I was recently working on a site whose code I was inheriting and the pages took much longer to process than I would’ve liked. Caching helped, but I wanted to get to the underlying issue so I fired up Webgrind to see if I could trace the problem.
Webgrind is a freely available PHP profiling frontend that sits on top of XDebug. Using it, you can see how many times different functions are called and find what functions called them. You can also quickly see the inclusive cost (time spent inside a function plus calls to other functions) and self cost of each function.
Viewing the logs for the last page load, I could see that mysql_query was called a whopping 52 times and accounted for 84.93% of the processing time (which was at an unacceptable ~3.1ms).
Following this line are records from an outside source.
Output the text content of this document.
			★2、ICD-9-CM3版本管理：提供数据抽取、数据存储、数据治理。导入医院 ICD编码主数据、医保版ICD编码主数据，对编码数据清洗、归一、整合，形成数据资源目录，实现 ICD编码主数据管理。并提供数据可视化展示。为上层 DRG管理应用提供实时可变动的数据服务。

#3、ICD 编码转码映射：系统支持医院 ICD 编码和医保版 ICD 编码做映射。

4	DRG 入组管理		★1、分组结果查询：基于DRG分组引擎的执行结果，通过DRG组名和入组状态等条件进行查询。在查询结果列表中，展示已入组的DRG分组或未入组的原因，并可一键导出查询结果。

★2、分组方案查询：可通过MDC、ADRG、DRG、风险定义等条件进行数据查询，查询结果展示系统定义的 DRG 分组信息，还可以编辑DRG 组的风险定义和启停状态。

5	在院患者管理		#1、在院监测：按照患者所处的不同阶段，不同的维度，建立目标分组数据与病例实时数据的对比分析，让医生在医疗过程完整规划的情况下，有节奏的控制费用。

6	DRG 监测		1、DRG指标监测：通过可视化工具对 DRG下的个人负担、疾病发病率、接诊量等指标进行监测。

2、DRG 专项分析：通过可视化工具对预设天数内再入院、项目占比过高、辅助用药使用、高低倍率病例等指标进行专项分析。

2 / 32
Using the Webgrind frontend, I was able to trace back 23 of those calls to one function. In turn, this function was called by one other function 17 times. I decided to focus there first.
Again, with the help of Webgrind, I could see that this function was called several times, in separate files, for each page. The function produced the same results each time it was called.
The quick and simple fix, then, was to use a property to cache the results of that function call. So the first time it was called, it would process completely and run the necessary queries. The next time it was called, it would check it’s cache property to see if a value existed for the parameter being passed. If the value did exist - it would return that value.
This simple optimization immediately brought the total queries down from 52 to 36. They still accounted for 74% of the processing time, but that time had dropped dramatically from 3.1ms to ~2ms.
36 queries was still more than I wanted. A similar function to the one I had just optimized was responsible (both indirectly and directly) for 25 of the remaining 36 queries, so I thought I’d take a look there next.
Looking at the source, I could see that while the function asked for a boolean parameter to indicate if it should run certain queries, it never actually checked the value of that parameter. So no matter what, it was running all the queries, all the time. Fixing that error brought the total query count down from 36 to 16 and the total time to process the page was now ~1ms.
As a surprising bonus, there were no locations in the code that I had to change now that the function had been corrected. People hadn’t been expecting to get those extra values in their return object, so they never tried to use them unless they had passed a true value in for that parameter.
All in all I was able to take the query count down from 52 to 16 and the processing time from ~3.1ms to ~1ms. There’s more room for optimization, but this is certainly not a bad start for about 45 minutes of work.